JOSHUA MARIE WILKINSON

Of Bird, String, & Fables

            ***

Couldn’t you see the ending before it unraveled you?
Would you mind lying down first?
Did you come by foot over the new bridge?

            ***

Here where the poem becomes
                                       ladders again,
the little girl returned with candy
& a nearly on her lips.

            ***

Dirty holdout,
           the bankrobber’s melody
   in the evening shower upstairs
                                        seeps through
                                                     with the hump
             of the ceiling fan
                                      like the telephone
            into the fury of the vacuum.

            ***

Smear
your wet forearm
              over the misted-up mirror.

Bundles of twenties duct-taped
into the busted oven.

            ***

Anna steals
out of bed, needs earliness,
                           hours of it,
                                        to reel
  undarkening
landscapes into her old Holga camera: railroad
bridge, garbled depot, plasmabank on South
Fourth Avenue.

            ***

This night
someone special
will wander drunk to a crushed payphone
                                                                    sink
             the quarter into the gummed slot
             & have
                  the conversation anyway.

            ***

The mailman is deaf & accidentally keeps ringing
the doorbell with his elbow as he pushes a package
into the slot.

Irate, our neighbor drags the gushing
sprinkler in from the lawn, alert enough
to keep her robe closed with the same hand
clutching her morning cocktail. Frank assures
me that she’s from Poland & then fixes us
a couple of morning cocktails too.

            ***

I conjure up all I can remember about Warsaw:
our hotel across from the bored grizzly at the zoo,
bland restaurant jazz, soup the color of oil
& it amounts to so little
             that I have nothing kind to say to the sprinkler-lady
& nothing whatsoever to say to Frank about having been there.

            ***

You can’t even pronounce it properly.
                                                       A word for a city.
                                    Sounds simple enough.

            ***

Did they last all night in the treehouse?
Exactly what has destroyed your memory?
Did you unscrew this doorknob a little tiny bit like you were asked?

            ***

To pull down: an attic ladder.
Climb it, creakily, up.


            ***

You should really apologize
& bring those dreams into the diner, well…
soothed, but with you,
pocketmouse, ssshhhh…
                                        exactly so.

            ***

                Sleep it open.

            ***

Exactly so.

            ***

The thieves had lifted
themselves out of the tunnel
with such swiftness—
they rinsed their faces & hands
in the subway washroom,
paused for the clicking turnstile
to click back
& assure a crowded entry just
as the train doors opened, bustling, out.

            ***

Your soldier hangs his dark uniform
                                        neatly in the washroom
                           stall & re-enters the city
                           in streetclothes.

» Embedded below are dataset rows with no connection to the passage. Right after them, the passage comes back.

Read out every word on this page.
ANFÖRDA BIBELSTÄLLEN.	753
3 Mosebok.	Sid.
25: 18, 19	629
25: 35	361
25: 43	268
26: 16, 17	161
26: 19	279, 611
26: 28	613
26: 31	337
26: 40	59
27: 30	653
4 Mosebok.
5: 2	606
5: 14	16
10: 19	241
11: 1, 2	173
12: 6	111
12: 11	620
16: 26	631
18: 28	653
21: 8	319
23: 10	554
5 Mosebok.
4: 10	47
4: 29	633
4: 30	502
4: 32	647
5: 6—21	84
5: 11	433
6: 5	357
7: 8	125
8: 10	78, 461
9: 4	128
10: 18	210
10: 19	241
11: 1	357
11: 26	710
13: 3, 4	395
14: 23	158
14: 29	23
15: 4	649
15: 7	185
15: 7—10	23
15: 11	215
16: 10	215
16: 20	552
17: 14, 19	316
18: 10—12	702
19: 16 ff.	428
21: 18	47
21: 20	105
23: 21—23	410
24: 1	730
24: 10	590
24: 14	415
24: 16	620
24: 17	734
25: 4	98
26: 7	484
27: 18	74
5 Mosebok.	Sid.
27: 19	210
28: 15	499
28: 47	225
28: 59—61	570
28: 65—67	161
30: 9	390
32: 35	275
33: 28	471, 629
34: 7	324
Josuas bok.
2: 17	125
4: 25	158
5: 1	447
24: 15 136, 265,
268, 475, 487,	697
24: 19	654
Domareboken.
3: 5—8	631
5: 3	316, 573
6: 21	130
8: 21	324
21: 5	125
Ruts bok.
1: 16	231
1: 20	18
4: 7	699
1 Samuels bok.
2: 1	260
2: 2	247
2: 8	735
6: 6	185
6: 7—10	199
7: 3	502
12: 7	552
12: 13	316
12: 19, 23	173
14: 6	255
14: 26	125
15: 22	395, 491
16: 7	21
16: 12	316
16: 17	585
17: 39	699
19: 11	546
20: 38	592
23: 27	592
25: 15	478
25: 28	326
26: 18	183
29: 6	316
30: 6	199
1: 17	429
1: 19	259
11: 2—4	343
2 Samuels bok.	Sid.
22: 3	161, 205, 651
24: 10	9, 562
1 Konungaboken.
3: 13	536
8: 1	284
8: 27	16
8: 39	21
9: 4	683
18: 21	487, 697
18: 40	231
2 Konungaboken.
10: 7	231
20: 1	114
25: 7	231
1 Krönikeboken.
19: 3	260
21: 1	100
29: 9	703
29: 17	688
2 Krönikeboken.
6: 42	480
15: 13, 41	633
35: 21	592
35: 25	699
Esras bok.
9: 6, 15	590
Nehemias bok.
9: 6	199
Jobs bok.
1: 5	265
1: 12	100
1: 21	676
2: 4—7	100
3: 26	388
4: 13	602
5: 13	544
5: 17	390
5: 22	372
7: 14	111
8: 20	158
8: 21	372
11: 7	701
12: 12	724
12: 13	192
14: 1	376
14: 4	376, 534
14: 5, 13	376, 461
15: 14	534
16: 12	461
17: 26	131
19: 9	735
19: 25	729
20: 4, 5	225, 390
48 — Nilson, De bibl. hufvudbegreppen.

If it’s hung carefully enough somebody will
wear it out & disappear against you,
as you’ve reappeared yourself
as somebody
somewhere else,
the same…but
differently & finished.

            ***

Cities are for
                 breaking you into several people
                                                             at once.

            ***

Swamps however
have white egrets,
noise enough to pull
the eyes out of your head.

            ***

If drizzle, then
                mosquitoes.

Home almost, at
least where words cut your lip & I spoke
you together & then back apart.

            ***

A fear of all basements & attics,
                                          fear of triplets & twins.
                                          Fear of trees that lean badly
                                          onto powerlines or houses.

            ***

A fear of the sixteenth hour
& flawless numbers.

Of uncles heavy with booze & the hasty games of cousins.
Fear of the telegram & the wires of the doorbell.

            ***

In swimming pool light
the boy who freed the moth
plods back up the stairs, does
a little dance in the mirror
                                    & flops
                                             into bed.

He has cats & sisters & confuses on purpose
their names.

            ***

The machines
break down in a street sweeping huff

  & the city has its
                  imperial way with us.


Joshua Marie Wilkinson was born and raised in Seattle's Haller Lake neighborhood. His first collection of poetry, Suspension of a Secret in Abandoned Rooms, was recently released by Portland's Pinball Publishing. New writing is forthcoming in Meridian, Fourteen Hills, The Strange Fruit, Burnside Review, Redactions, Phoebe Bird Dog, Eye Rhyme, Backwards City Review, and online at Double Room, Typo, Konundrum Engine Literary Review, 42Opus, and elsewhere. "Of Bird, String, & Fables" is a section of his new book-length poem, Lug Your Careless Body out of the Careful Dusk, which won the 2005 Iowa Poetry Prize and is due out in April, 2006, from University of Iowa Press. New Michigan Press recently released his chapbook A Ghost as King of the Rabbits, with illustrations by J'Lyn Chapman, and Thrill Jockey Records is releasing his first film, Made a Machine by Describing the Landscape, a tour documentary about the band Califone, next fall. He holds degrees in poetry (MFA--University of Arizona) and film (MA--University College Dublin), and he makes his home in Denver, Colorado, where he is completing his PhD in literature and creative writing.